Abstract

The pathophysiology of the syndrome of congestive heart failure (CHF) includes 2 major components that closely interact. The first one is a reduction in ventricular performance, which is manifested initially during exercise and is later present at rest. The second one involves abnormalities of the peripheral circulation and organs, which become gradually more prominent and lead ultimately to symptoms. The exercise capacity of patients with chronic CHF is limited not only by an inadequate increase in cardiac output and an excessive increase in ventricular filling pressure, but also by a fixed vasodilatory response to exercise. Although the role of increased activity of the sympathetic and renin-angiotensin-aldosterone systems in the derangements of the peripheral circulation has been extensively investigated, the structural abnormalities of the arterial wall have received little emphasis in patients with CHF. Chronic reduction of the cardiac output may lead to endothelium-dependent reduction in arterial diameter and vasomotor response, which may in turn increase systemic vascular resistance and further reduce cardiac output.

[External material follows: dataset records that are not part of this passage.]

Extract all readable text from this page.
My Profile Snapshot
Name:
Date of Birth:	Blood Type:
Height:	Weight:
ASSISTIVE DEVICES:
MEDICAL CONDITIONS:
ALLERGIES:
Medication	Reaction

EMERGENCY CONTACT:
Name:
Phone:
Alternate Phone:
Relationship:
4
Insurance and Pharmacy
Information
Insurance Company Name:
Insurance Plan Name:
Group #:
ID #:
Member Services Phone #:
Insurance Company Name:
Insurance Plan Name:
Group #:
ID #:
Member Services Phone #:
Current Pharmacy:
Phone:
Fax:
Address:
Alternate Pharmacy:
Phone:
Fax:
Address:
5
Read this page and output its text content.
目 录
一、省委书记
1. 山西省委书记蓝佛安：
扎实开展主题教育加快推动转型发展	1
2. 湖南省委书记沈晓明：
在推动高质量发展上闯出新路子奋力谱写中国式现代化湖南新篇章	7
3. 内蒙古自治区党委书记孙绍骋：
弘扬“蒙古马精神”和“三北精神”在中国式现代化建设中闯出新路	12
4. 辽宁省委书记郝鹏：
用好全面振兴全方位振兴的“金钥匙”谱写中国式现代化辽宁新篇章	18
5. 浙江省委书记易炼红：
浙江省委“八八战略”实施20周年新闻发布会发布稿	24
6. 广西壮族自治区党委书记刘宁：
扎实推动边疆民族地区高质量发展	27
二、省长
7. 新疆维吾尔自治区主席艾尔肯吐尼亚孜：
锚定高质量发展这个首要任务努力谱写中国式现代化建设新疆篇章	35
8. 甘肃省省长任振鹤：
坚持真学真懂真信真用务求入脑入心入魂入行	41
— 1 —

Therapeutic agents should be characterized by their acute and chronic effects not only on ventricular performance, but also on the peripheral circulation. More specifically, when one is concerned with the effect of a therapeutic intervention on exercise capacity, evaluation of its direct and indirect effects on the skeletal muscle vasculature is particularly important. Accordingly, the effects of phosphodiesterase inhibition on vascular smooth muscle tone and skeletal muscle vasculature are reviewed. In addition, the potential of phosphodiesterase inhibition to reverse structural abnormalities of the arterial wall is discussed.